Под острыми жалами его глаз Девена потянуло продолжать – выложить на стол одну из немногих имеющихся карт, которая сможет склонить главного секретаря на его сторону и исправить вред, нанесенный сказанным прежде.

– Слышали ли вы о происшествии в Хэмптон-Корт?

Уолсингем кивнул. Разумеется, он обо всем слышал.

– Тогда вам должно быть известно, что на злоумышленника наткнулся не кто иной, как я.

– И пустился за ним в погоню по крышам.

Девен с силой сцепил пальцы за спиной.

– Пусть так. Конечно, господин секретарь, у вас нет причин верить мне на слово, но той ночью я был безмерно далек от мыслей о каких-либо амбициях. Я пустился в погоню, ничуть не заботясь о собственной безопасности. И я не из гордости все это говорю – просто хочу, чтоб вы поняли: имея на раздумья всего лишь миг, я подумал о благополучии королевы.

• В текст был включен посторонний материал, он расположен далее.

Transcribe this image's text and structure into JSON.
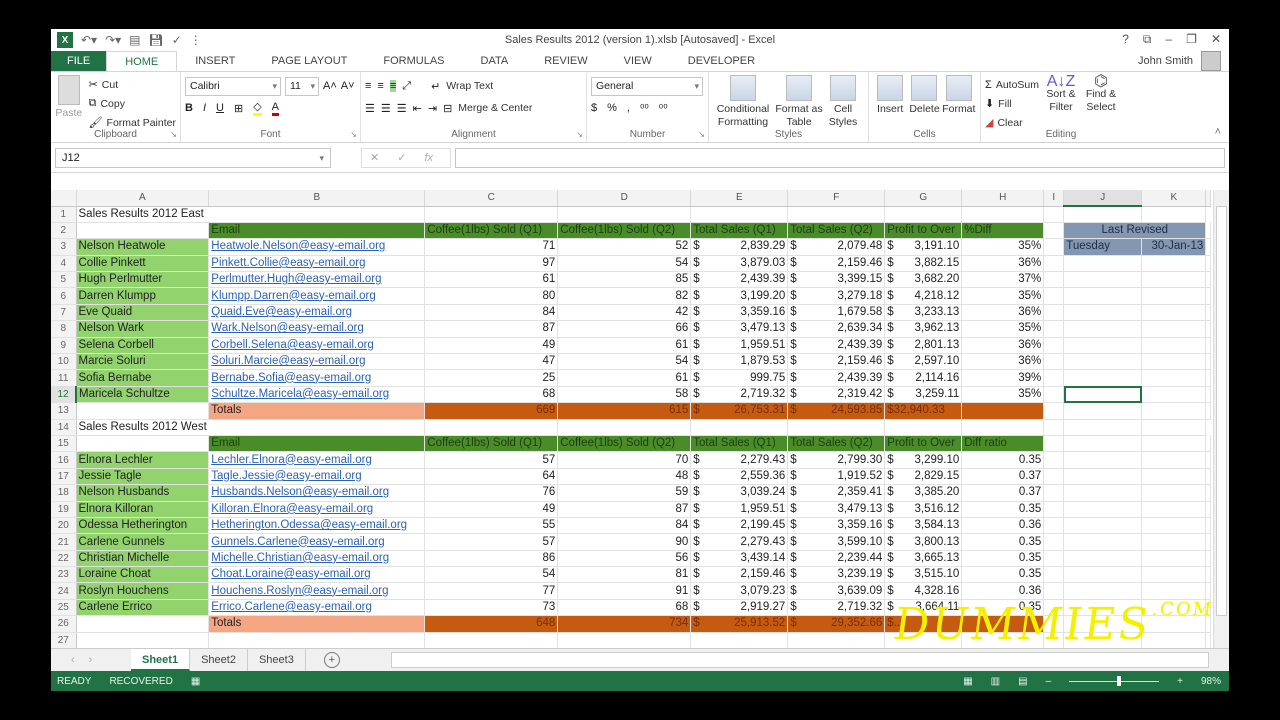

А когда этот человек скрылся, исчез в ночи, – проклинал свою неспособность поймать его. Надо сказать, я вовсе не желаю снова бегать по крышам, а вы, господин секретарь, посвятили жизнь тому, чтоб в этом не возникало необходимости. Вы устраняете угрозы еще до того, как они приблизятся вплотную к Ее величеству. За это дело с радостью взялся бы и я. Мне очень хочется служить королеве и ее благополучию, не просто стоя у дверей с золоченым топориком в руках.

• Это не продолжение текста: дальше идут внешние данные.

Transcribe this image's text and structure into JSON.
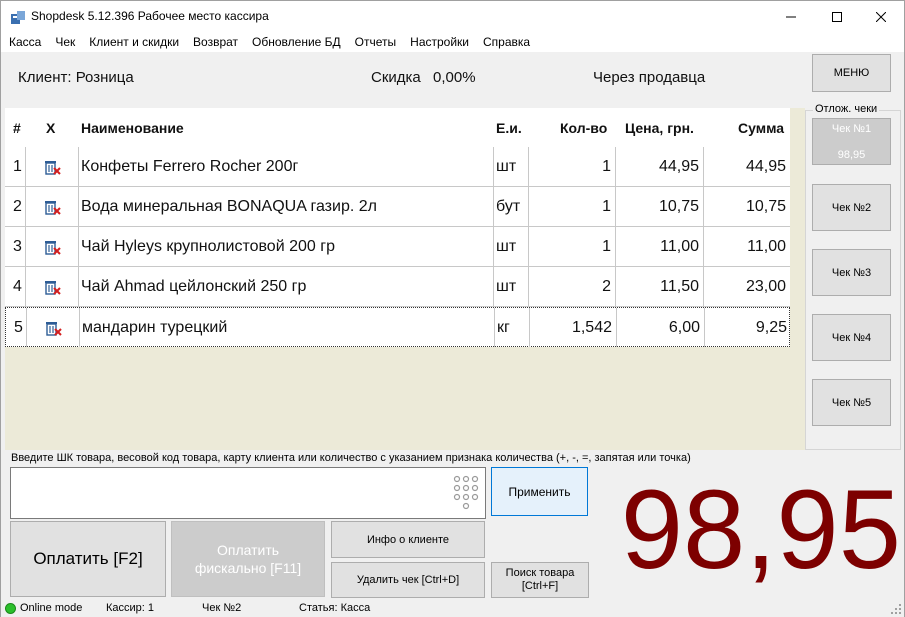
{
  "window": {
    "title": "Shopdesk 5.12.396 Рабочее место кассира",
    "minimize": "—",
    "maximize": "☐",
    "close": "✕"
  },
  "menu": [
    "Касса",
    "Чек",
    "Клиент и скидки",
    "Возврат",
    "Обновление БД",
    "Отчеты",
    "Настройки",
    "Справка"
  ],
  "info": {
    "client": "Клиент: Розница",
    "discount_label": "Скидка",
    "discount_value": "0,00%",
    "mode": "Через продавца"
  },
  "right_panel": {
    "menu_button": "МЕНЮ",
    "deferred_label": "Отлож. чеки",
    "checks": [
      {
        "label": "Чек №1",
        "amount": "98,95",
        "active": true
      },
      {
        "label": "Чек №2",
        "amount": ""
      },
      {
        "label": "Чек №3",
        "amount": ""
      },
      {
        "label": "Чек №4",
        "amount": ""
      },
      {
        "label": "Чек №5",
        "amount": ""
      }
    ]
  },
  "table": {
    "headers": {
      "num": "#",
      "x": "X",
      "name": "Наименование",
      "unit": "Е.и.",
      "qty": "Кол-во",
      "price": "Цена, грн.",
      "sum": "Сумма"
    },
    "rows": [
      {
        "num": "1",
        "name": "Конфеты Ferrero Rocher 200г",
        "unit": "шт",
        "qty": "1",
        "price": "44,95",
        "sum": "44,95"
      },
      {
        "num": "2",
        "name": "Вода минеральная BONAQUA газир. 2л",
        "unit": "бут",
        "qty": "1",
        "price": "10,75",
        "sum": "10,75"
      },
      {
        "num": "3",
        "name": "Чай Hyleys крупнолистовой 200 гр",
        "unit": "шт",
        "qty": "1",
        "price": "11,00",
        "sum": "11,00"
      },
      {
        "num": "4",
        "name": "Чай Ahmad цейлонский 250 гр",
        "unit": "шт",
        "qty": "2",
        "price": "11,50",
        "sum": "23,00"
      },
      {
        "num": "5",
        "name": "мандарин турецкий",
        "unit": "кг",
        "qty": "1,542",
        "price": "6,00",
        "sum": "9,25"
      }
    ]
  },
  "input": {
    "hint": "Введите ШК товара, весовой код товара,  карту клиента или количество с указанием признака количества (+, -, =, запятая или точка)",
    "value": "",
    "apply": "Применить"
  },
  "buttons": {
    "pay": "Оплатить [F2]",
    "pay_fiscal_line1": "Оплатить",
    "pay_fiscal_line2": "фискально [F11]",
    "client_info": "Инфо о клиенте",
    "delete_check": "Удалить чек [Ctrl+D]",
    "search_line1": "Поиск товара",
    "search_line2": "[Ctrl+F]"
  },
  "total": "98,95",
  "status": {
    "online": "Online mode",
    "cashier": "Кассир: 1",
    "check": "Чек №2",
    "article": "Статья: Касса"
  },
  "colors": {
    "total": "#7d0000",
    "online": "#2bbf2b",
    "accent": "#0078d7"
  }
}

Он вовсе не намеревался говорить так долго, однако Уолсингем не перебивал, предоставив ему болтать, сколько заблагорассудится. Разумный ход: чем больше Девен говорит, тем менее обдуманными становятся его слова, тем более он склонен говорить от души. Оставалось только надеяться, чтобы душа подсказала речи скорее пламенного патриота, чем неоперившегося юного идеалиста.

– Так что же именно вы думаете делать? – спросил главный секретарь, нарушив молчание, последовавшее за сим финалом. – Драться с католиками? Обращать их в нашу веру? Шпионить?

– Я присягал служить Ее величеству здесь, при дворе, – отвечал Девен. – Но ведь вам, разумеется, нужны свои люди и здесь – не затем, чтоб добывать сведения, но чтобы слагать разрозненные донесения в единое целое. А я… – Он виновато улыбнулся. – Я с детства любил головоломки.

– Вот оно как…

За спиной Девена скрипнула дверь. Кто бы там ни явился, Уолсингем только махнул рукой, и они снова остались наедине.

– Значит, коротко говоря, вам хотелось бы разгадывать головоломки, служа мне.

И не без выгоды для себя… однако Девен был не так глуп, чтоб повторять это вновь, пусть оба и слышали те слова, по сю пору витавшие в воздухе.

– Мне хотелось бы, – после недолгих колебаний сказал он, – получить шанс доказать вам, чего я стою в подобных материях.

Ответ оказался верен – или, по крайней мере, неплох.

– Сообщите о своем желании Билу, – решил Уолсингем. – Шанс вы, Майкл Девен, получите. Смотрите же, не упустите его.

Не успели эти слова отзвучать, как Девен вновь преклонил колено.

– Благодарю вас, господин секретарь. Вы об этом не пожалеете.